Thanks to a forfeit by our intended opponents, Sunday morning was free. Unfortunately it was raining in Burlington and the weather forecast was unfavorable for the day. We decided to stop for breakfast before heading back home. We returned to the Hotel Vermont to try the Sunday breakfast at another restaurant located within the hotel. Juniper is a lobby based cocktail bar and restaurant. Smartly appointed and airy, it was a pleasant spot to weather a rainy summer Sunday. I thoroughly enjoyed their roasted mushroom tartine with poached eggs and Tarentaise cheese. being called a “tartine” I expected a pastry shell, but that was not the case. The mushrooms, eggs and cheese were piled on hearty toast. It was an umami fest punctuated by yolks of a brilliant, European orange. I would happily eat that again and not just for breakfastWe hit the road to head home after breakfast, but this was when we enjoyed some pleasant surprises. Though it continued to threaten, the weather remained at bay for most of the day and at times the sun even peaked through the clouds. We took our time heading back making multiple stops. The first, even though we had just had breakfast was at The Vergennes Laundry, a bakery south of Burlington on our way home. Their baked goods looked incredible and we bought a few croissants, pain au chocolat and some other items to take with us. It is too bad that we hadn’t eaten them at the shop, though, as the croissants were amongst the best I’ve ever had. These, too, were absolutely worth the carb load and I would greedily have had more, but they were gone.

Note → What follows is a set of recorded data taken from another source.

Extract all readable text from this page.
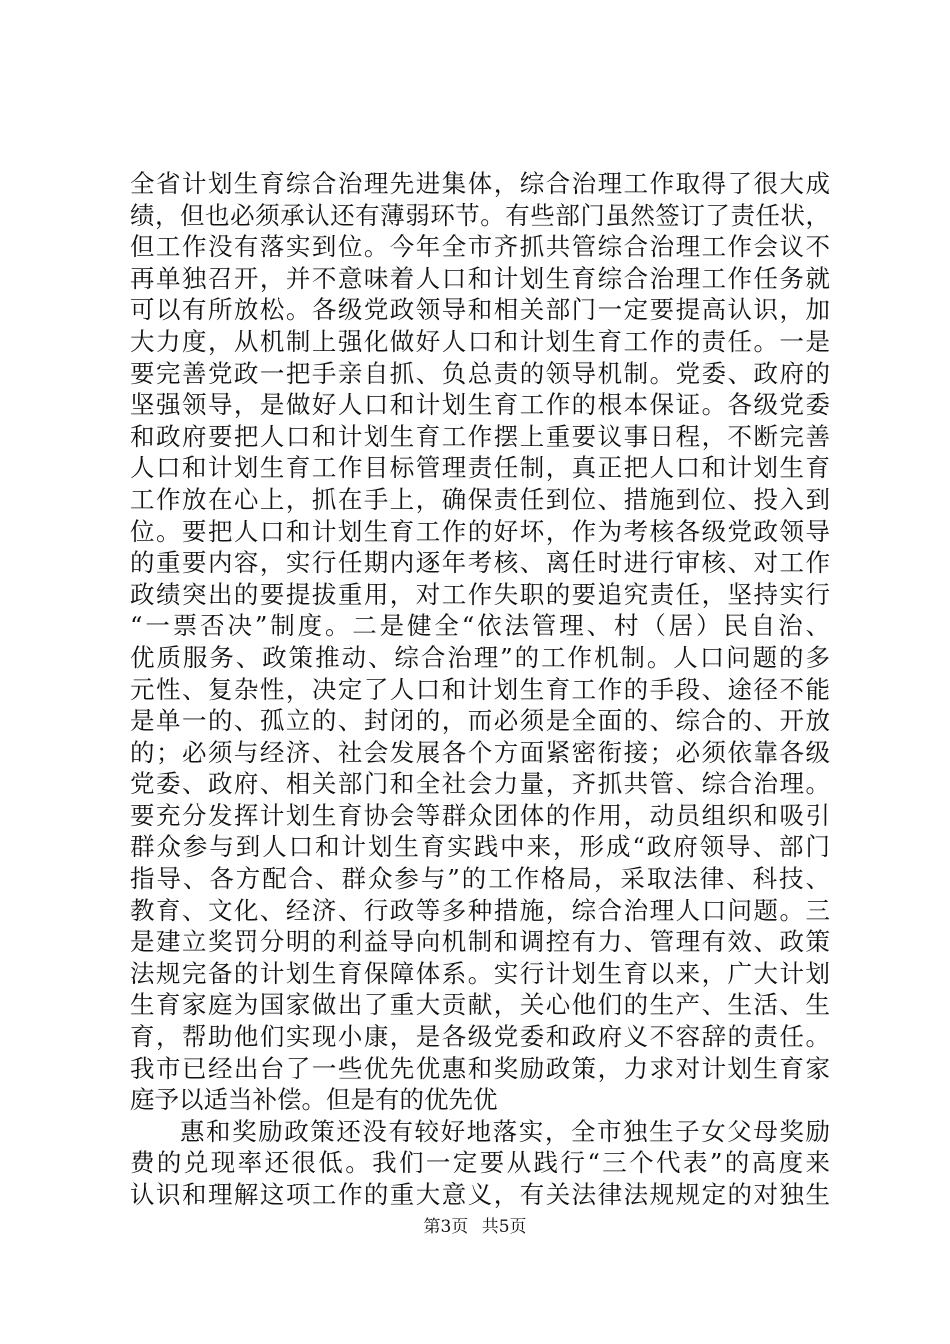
全省计划生育综合治理先进集体，综合治理工作取得了很大成
绩，但也必须承认还有薄弱环节。有些部门虽然签订了责任状，
但工作没有落实到位。今年全市齐抓共管综合治理工作会议不
再单独召开，并不意味着人口和计划生育综合治理工作任务就
可以有所放松。各级党政领导和相关部门一定要提高认识，加
大力度，从机制上强化做好人口和计划生育工作的责任。一是
要完善党政一把手亲自抓、负总责的领导机制。党委、政府的
坚强领导，是做好人口和计划生育工作的根本保证。各级党委
和政府要把人口和计划生育工作摆上重要议事日程，不断完善
人口和计划生育工作目标管理责任制，真正把人口和计划生育
工作放在心上，抓在手上，确保责任到位、措施到位、投入到
位。要把人口和计划生育工作的好坏，作为考核各级党政领导
的重要内容，实行任期内逐年考核、离任时进行审核、对工作
政绩突出的要提拔重用，对工作失职的要追究责任，坚持实行
“一票否决”制度。二是健全“依法管理、村（居）民自治、
优质服务、政策推动、综合治理”的工作机制。人口问题的多
元性、复杂性，决定了人口和计划生育工作的手段、途径不能
是单一的、孤立的、封闭的，而必须是全面的、综合的、开放
的；必须与经济、社会发展各个方面紧密衔接；必须依靠各级
党委、政府、相关部门和全社会力量，齐抓共管、综合治理。
要充分发挥计划生育协会等群众团体的作用，动员组织和吸引
群众参与到人口和计划生育实践中来，形成“政府领导、部门
指导、各方配合、群众参与”的工作格局，采取法律、科技、
教育、文化、经济、行政等多种措施，综合治理人口问题。三
是建立奖罚分明的利益导向机制和调控有力、管理有效、政策
法规完备的计划生育保障体系。实行计划生育以来，广大计划
生育家庭为国家做出了重大贡献，关心他们的生产、生活、生
育，帮助他们实现小康，是各级党委和政府义不容辞的责任。
我市已经出台了一些优先优惠和奖励政策，力求对计划生育家
庭予以适当补偿。但是有的优先优
惠和奖励政策还没有较好地落实，全市独生子女父母奖励
费的兑现率还很低。我们一定要从践行“三个代表”的高度来
认识和理解这项工作的重大意义，有关法律法规规定的对独生
第3页 共5页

Another stop at a farm stand was fruitful and a visit to Middlebury College was enlightening with its surprisingly large and beautiful campus. We also took an extended stop at the site of the old French and British forts at Crown Point, NY, after having crossed the beautiful, geometric new bridge from Vermont back into NY. Despite its relative proximity, we had never been to Crown Point. It is well worth a stop if in the area and don’t forget to see the Rodin sculpture of Samuel de Champlain that was a gift from France on the occasion of the 400th anniversary of Champlain finding the lake at this site that subsequently came to bear his name.

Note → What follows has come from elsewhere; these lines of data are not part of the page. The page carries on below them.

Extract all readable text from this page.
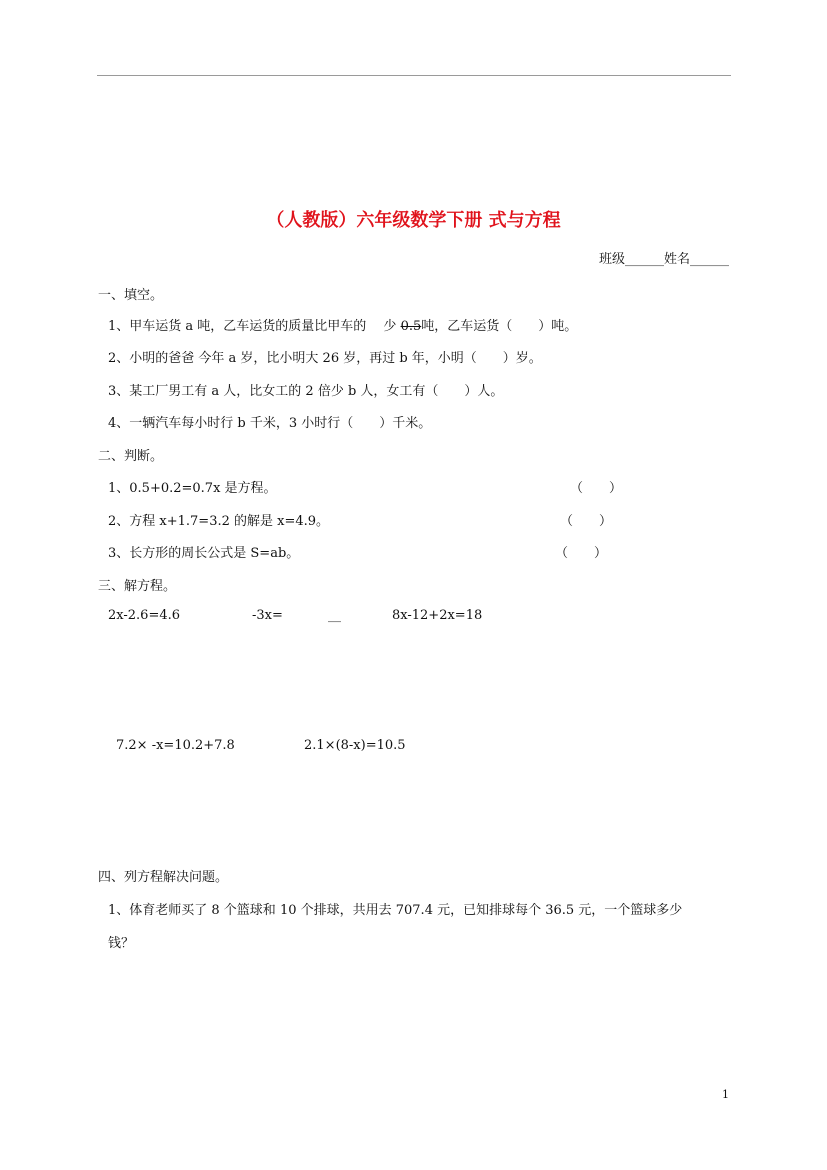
（人教版）六年级数学下册 式与方程
班级______姓名______
一、填空。
1、甲车运货 a 吨，乙车运货的质量比甲车的　 少 0.5吨，乙车运货（　　）吨。
2、小明的爸爸 今年 a 岁，比小明大 26 岁，再过 b 年，小明（　　）岁。
3、某工厂男工有 a 人，比女工的 2 倍少 b 人，女工有（　　）人。
4、一辆汽车每小时行 b 千米，3 小时行（　　）千米。
二、判断。
1、0.5+0.2=0.7x 是方程。	（　　）
2、方程 x+1.7=3.2 的解是 x=4.9。	（　　）
3、长方形的周长公式是 S=ab。	（　　）
三、解方程。
2x-2.6=4.6	-3x=	__	8x-12+2x=18
7.2× -x=10.2+7.8	2.1×(8-x)=10.5
四、列方程解决问题。
1、体育老师买了 8 个篮球和 10 个排球，共用去 707.4 元，已知排球每个 36.5 元，一个篮球多少
钱？
1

The wonderfully relaxing drive home was topped off shortly after Crown Point when we passed an osprey nest atop an electric pole at the side of the road.
I expected our meals on this trip to be excellent and they exceeded my expectations, but it was the trip itself, especially our ride home, that proved to be the most welcome and true surprise. Sometimes, the actual journey can still be wonderful as well!